Ha sido una experiencia estupenda. Mi mujer y yo propusimos al profe de la clase de mi hijo de 6 años el poder ir a realizar un taller de inteligencia emocional con los niños. Le pareció muy buena idea. Así que la semana pasada allí nos plantamos. Todo un reto, por cierto, pues nunca habíamos trabajado con esos locos bajitos, como dice Serrat, y encima eran dos clases juntas, ¡más de 40!. Estábamos un poco nerviosos. Lo preparamos la tarde antes, aunque ya lo íbamos rumiando desde hacía semanas.
Al final, decidimos trabajar un poquito el reconocimiento de las propias cualidades, la proactividad, la autogestión del enfado y los anclajes a estados positivos. ¿Demasiadas cosas? Tal vez, o tal vez no...
Fue una experiencia increíble, sobre todo por la predisposición de los niños. Cuantas cosas se deberían hacer ahora que son esponjas y aprovechar que están abiertos a la magia de la vida... Porque lo que sucede entre los 1 a los 7 años es determinante en sus existencias...

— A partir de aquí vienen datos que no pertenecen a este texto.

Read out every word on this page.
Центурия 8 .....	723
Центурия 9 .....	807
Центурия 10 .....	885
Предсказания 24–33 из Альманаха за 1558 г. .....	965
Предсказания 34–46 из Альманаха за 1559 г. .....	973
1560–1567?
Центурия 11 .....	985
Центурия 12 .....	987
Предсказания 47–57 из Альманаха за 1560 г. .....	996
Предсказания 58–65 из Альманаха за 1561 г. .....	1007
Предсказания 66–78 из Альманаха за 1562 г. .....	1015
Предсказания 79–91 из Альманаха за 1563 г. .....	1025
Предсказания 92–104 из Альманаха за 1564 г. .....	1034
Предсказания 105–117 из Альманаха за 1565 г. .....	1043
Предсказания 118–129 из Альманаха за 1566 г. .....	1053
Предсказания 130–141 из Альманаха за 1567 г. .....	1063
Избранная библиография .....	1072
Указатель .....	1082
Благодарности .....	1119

Aparecimos vestidos de hada y de afro a lo Jackson Five (véase la foto) y les empezamos a mover. Primero les hicimos sentarse en sitios diferentes y presentarse a dos compañeros diciendo " hola, buenos días, soy Manuel y una cualidad o cosa que se le diera bien". Fue gracioso, y lo mejor: no tienen problemas en absoluto para declarar qué hacen bien, y además hacerlo en público (después, tristemente, ya los adultos hacemos lo necesario para que pierdan la capacidad de ponerse en valor).
Después les leímos un cuento para trabajar la responsabilidad y el hecho de que somos dueños de lo que nos sucede: Trataba de una ardilla que siempre decía que se aburría por culpa de sus amigos, o bien porque no tenia suficientes juguetes... Me parece que luego, a través de las preguntas que les hicimos (lo más interesante, por cierto), algunos fueron pillándolo...
También les preguntamos qué les enfadaba más, ante lo cual muchos coincidieron en que esto sucedía cuando les regañaban. Para gestionar mejor el enfado, les propusimos una técnica de respiración para que se les pasara antes (cojer 3 respiraciones, aguantar 6, y expulsar en 6). Todo esto adornado con la correspondiente historia donde la palabra "magia" siempre estaba presente.
Después les hicimos una relajación tumbados, para que vieran estrellas y estuvieran en calma, y por último, algo que tuvo mucho éxito: la canica mágica.
Les llevamos una canica a cada uno, con unas propiedades especiales: la canica tenía el poder de hacerles que volvieran a estar con ánimo y con sonrisas. Para ello creamos un ritual: cerraron los ojos, extendieron la mano con la canica en la palma y recordaron un momento donde se lo hubieran pasado muy bien. En ese instante, mandaban energía de risas a la canica cerrando el puño sobre ella. Y oye, lo hicieron como profesionales.
Les gustó la experiencia y a nosotros también. Las niñas al final corrieron para interesarse por las alas del hada, por la falda y la diadema de princesa... Y al día siguiente, algunos de los participantes nos comentaron desolados que habían perdido su canica mágica.... ante lo cual se las repusimos con presteza, no sin antes insistir que para volver a dotarlas de sus propiedades mágicas era indispensable el ritual.
Tengo claro más que nunca que la clave de un adulto sano y en su centro se halla en estas edades, y no tenemos excusa como padres y formadores para educarles en las cosas muy importantes de la vida: el autoconocimiento, la autogestión y la apertura a otros. ¡Ahora es el momento!
Te invito a que te involucres y promuevas este tipo de actividades en los colegios. ¿te apuntas al reto?